When the state funded credit payments at the minimum that year, BlueCrest was able to cash $2.34 million worth of its credits. 2017’s credit payments gave it $6.36 million — not enough to fund the five wells it planned to drill that year, according to Johnson, who announced in August 2017 that BlueCrest would be on a temporary hiatus, after having drilled two wells. In 2018, BlueCrest plans to drill at least one.

As for Furie, its ownership company Cornucopia Oil and Gas cashed $39.85 million in credits in 2016, over half the $72.61 million appropriated for payments that year. In 2017, Cornucopia was the third-highest tax credit recipient with $16.25 million — behind North Slope companies  Repsol (recipient of $17.83 million) and Caelus (recipient of $16.88 million).

Furie is presently in default of its lease from the Alaska Department of Natural Resources on the 83,394-acre offshore Kitchen Lights Unit, Cook Inlet’s largest lease area, for failing to drill two wells it originally committed to in 2015. In correspondence with DNR, Furie representatives have blamed the failure on the shrunken payments of state tax credits.

Bonding the debt

Alaska Governor Bill Walker first announced the plan to pay off tax credit debt with bonds (now passing through the Alaska legislature as Senate Bill 176) with his budget proposal in December 2017. Fisher and other administration officials have since promoted its potential economic stimulus effects.

“The people of Alaska win because we view this as a major infusion into the economy, and it’ll put people back to work,” Fisher said. “And it’s all done with a mechanism that doesn’t cost Alaskans anything because companies are choosing to take a discount that pays for the finance.”

The discount Fisher referred to is a reduction of the $806 million debt which he believes credit-holders are likely to accept in order to get pay-outs quicker. He said these reductions — 10 percent under one option of the plan, or less under others — are less than the interest rate companies are likely to get on borrowed capital from elsewhere. Companies would be able to lower their discount rate for agreeing to re-invest an equivalent amount in-state over the next two years. Companies with credits for spending on seismic exploration could also lower the discount by agreeing to shorten the 10-year confidentiality period on the data gathered in that exploration.

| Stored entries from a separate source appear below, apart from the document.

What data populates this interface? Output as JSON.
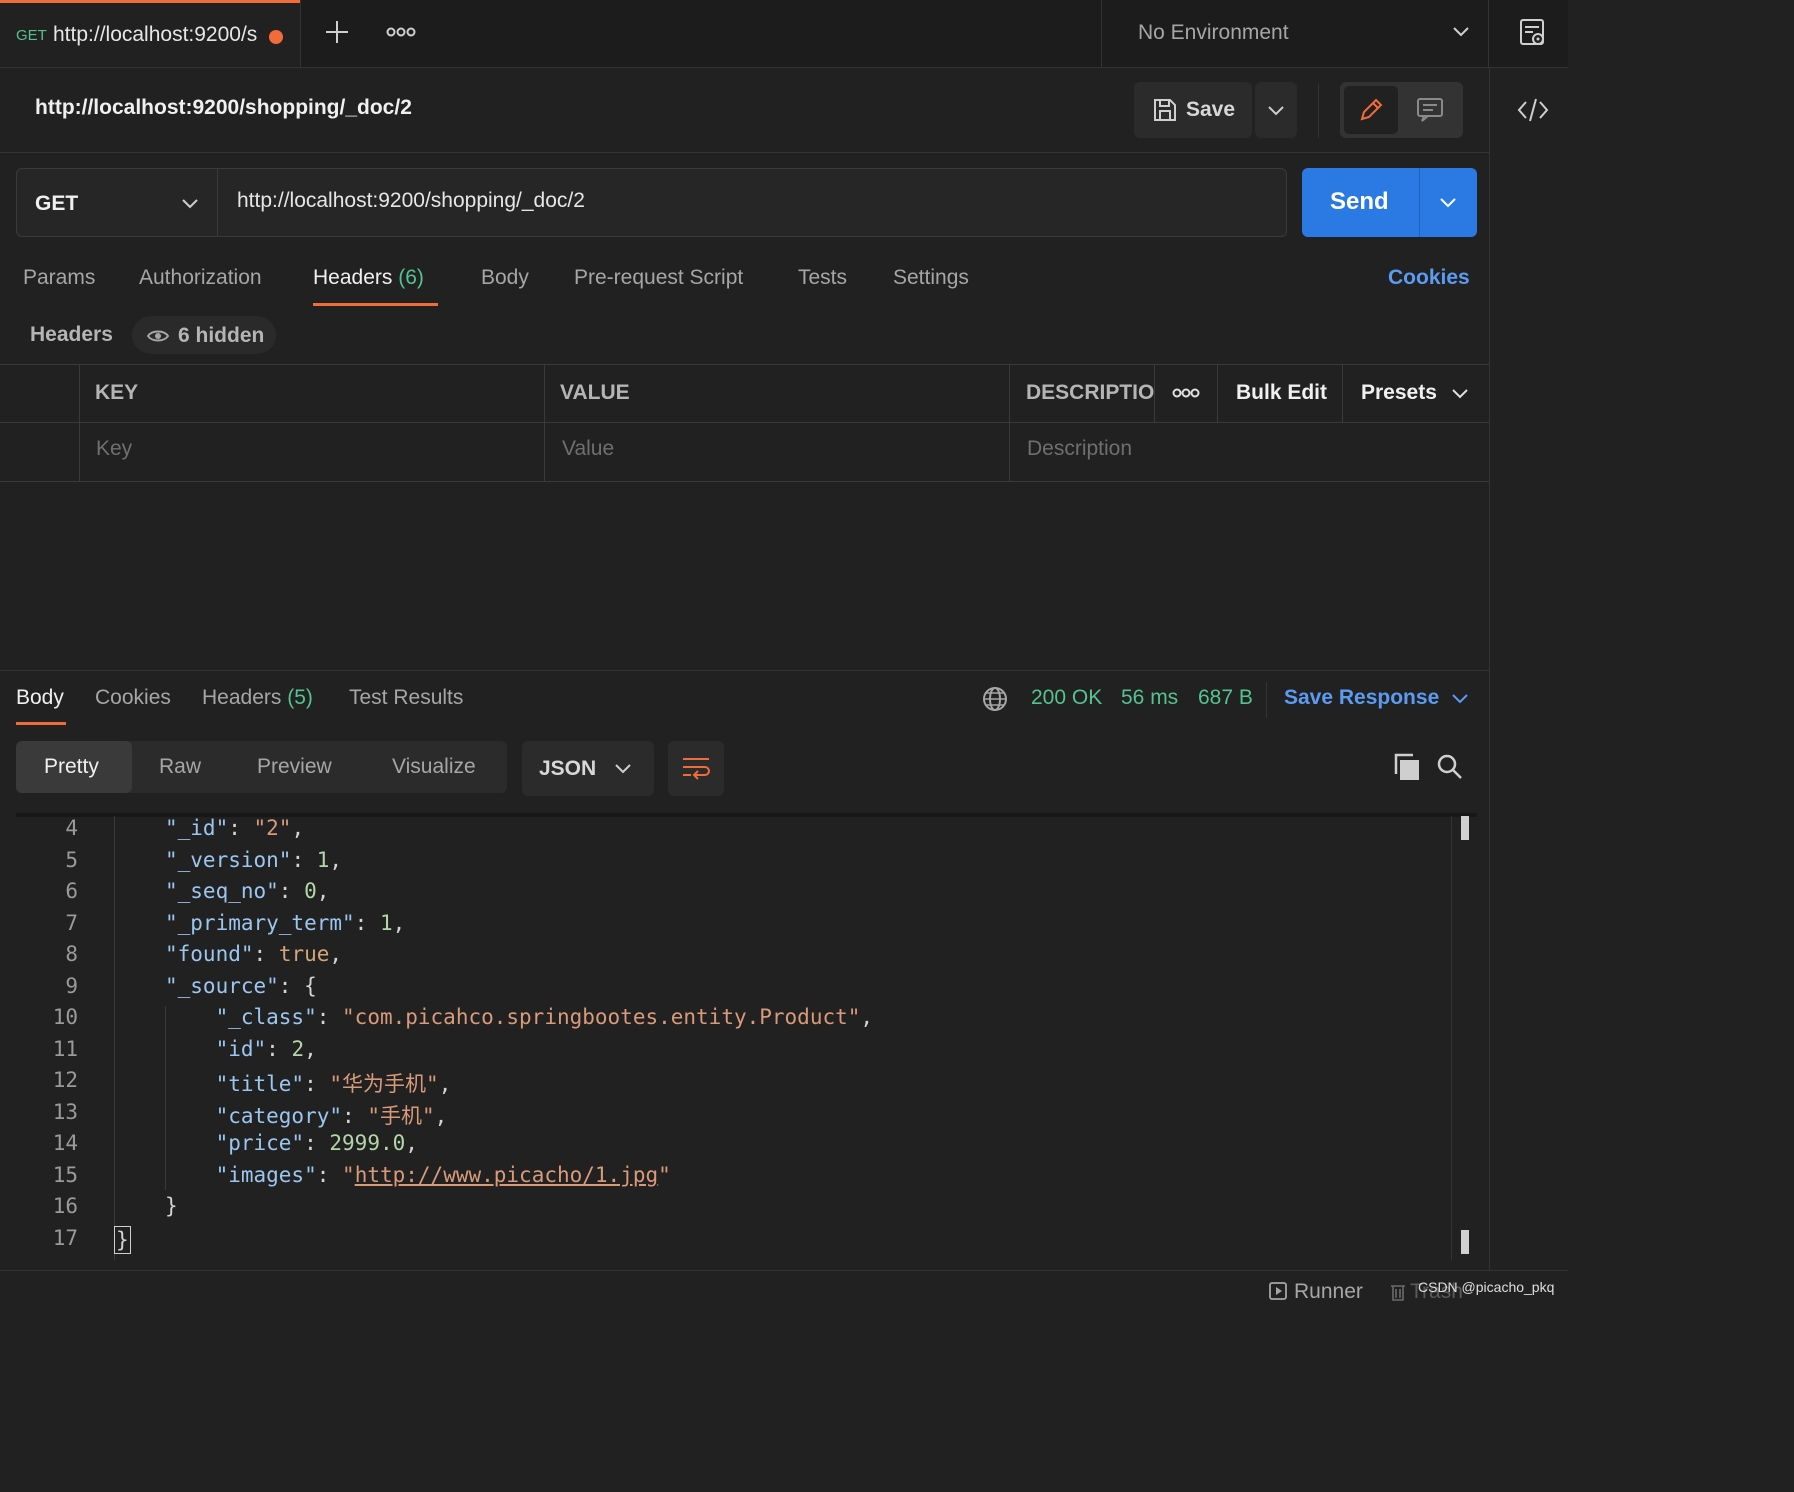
{
  "tab": {
    "method": "GET",
    "title": "http://localhost:9200/s"
  },
  "environment": {
    "label": "No Environment"
  },
  "request": {
    "name": "http://localhost:9200/shopping/_doc/2",
    "save_label": "Save",
    "method": "GET",
    "url": "http://localhost:9200/shopping/_doc/2",
    "send_label": "Send"
  },
  "request_tabs": {
    "params": "Params",
    "authorization": "Authorization",
    "headers": "Headers",
    "headers_count": "(6)",
    "body": "Body",
    "pre_request": "Pre-request Script",
    "tests": "Tests",
    "settings": "Settings",
    "cookies": "Cookies"
  },
  "headers_section": {
    "title": "Headers",
    "hidden": "6 hidden",
    "col_key": "KEY",
    "col_value": "VALUE",
    "col_description": "DESCRIPTIO",
    "bulk_edit": "Bulk Edit",
    "presets": "Presets",
    "key_placeholder": "Key",
    "value_placeholder": "Value",
    "description_placeholder": "Description"
  },
  "response_tabs": {
    "body": "Body",
    "cookies": "Cookies",
    "headers": "Headers",
    "headers_count": "(5)",
    "test_results": "Test Results"
  },
  "response_status": {
    "status": "200 OK",
    "time": "56 ms",
    "size": "687 B",
    "save_response": "Save Response"
  },
  "view_modes": {
    "pretty": "Pretty",
    "raw": "Raw",
    "preview": "Preview",
    "visualize": "Visualize",
    "format": "JSON"
  },
  "code_lines": [
    {
      "n": "4"
    },
    {
      "n": "5"
    },
    {
      "n": "6"
    },
    {
      "n": "7"
    },
    {
      "n": "8"
    },
    {
      "n": "9"
    },
    {
      "n": "10"
    },
    {
      "n": "11"
    },
    {
      "n": "12"
    },
    {
      "n": "13"
    },
    {
      "n": "14"
    },
    {
      "n": "15"
    },
    {
      "n": "16"
    },
    {
      "n": "17"
    }
  ],
  "code": {
    "id_key": "\"_id\"",
    "id_val": "\"2\"",
    "version_key": "\"_version\"",
    "version_val": "1",
    "seq_key": "\"_seq_no\"",
    "seq_val": "0",
    "term_key": "\"_primary_term\"",
    "term_val": "1",
    "found_key": "\"found\"",
    "found_val": "true",
    "source_key": "\"_source\"",
    "class_key": "\"_class\"",
    "class_val": "\"com.picahco.springbootes.entity.Product\"",
    "sid_key": "\"id\"",
    "sid_val": "2",
    "title_key": "\"title\"",
    "title_val": "\"华为手机\"",
    "cat_key": "\"category\"",
    "cat_val": "\"手机\"",
    "price_key": "\"price\"",
    "price_val": "2999.0",
    "img_key": "\"images\"",
    "img_val": "http://www.picacho/1.jpg"
  },
  "footer": {
    "runner": "Runner",
    "trash": "Trash",
    "watermark": "CSDN @picacho_pkq"
  }
}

On the other side of the deal, the money that the reduction leaves in the state’s hands should be enough to pay the interest rates on the new bonds, which Fisher estimated would be around 5 percent. Ideally, it would pay off the state’s obligation without extra cost — “almost free money,” he called it at the Feb. 21 Senate Resources committee hearing.

Also speaking at that meeting, Senator Natasha Von Imhof (R-Anchorage) said that the fact that companies had already committed much of their credit payments to paying bank debt made her skeptical of the plan’s economic stimulus effect. Fisher said he believes that once companies renew their credit standing by repaying the debts to which credit payments are pledged, they would spend their future borrowing in Alaska.

Fisher estimated that he and his staff have talked about about the bond plan with about 60 to 70 percent of the remaining credit-holders, and said he has “not heard anyone yet say they’re not interested.”

“That’s not to say everyone has said they are interested,” Fisher said. “… Most of the people I’ve talked to are quite enthusiastic, or at least supportive.”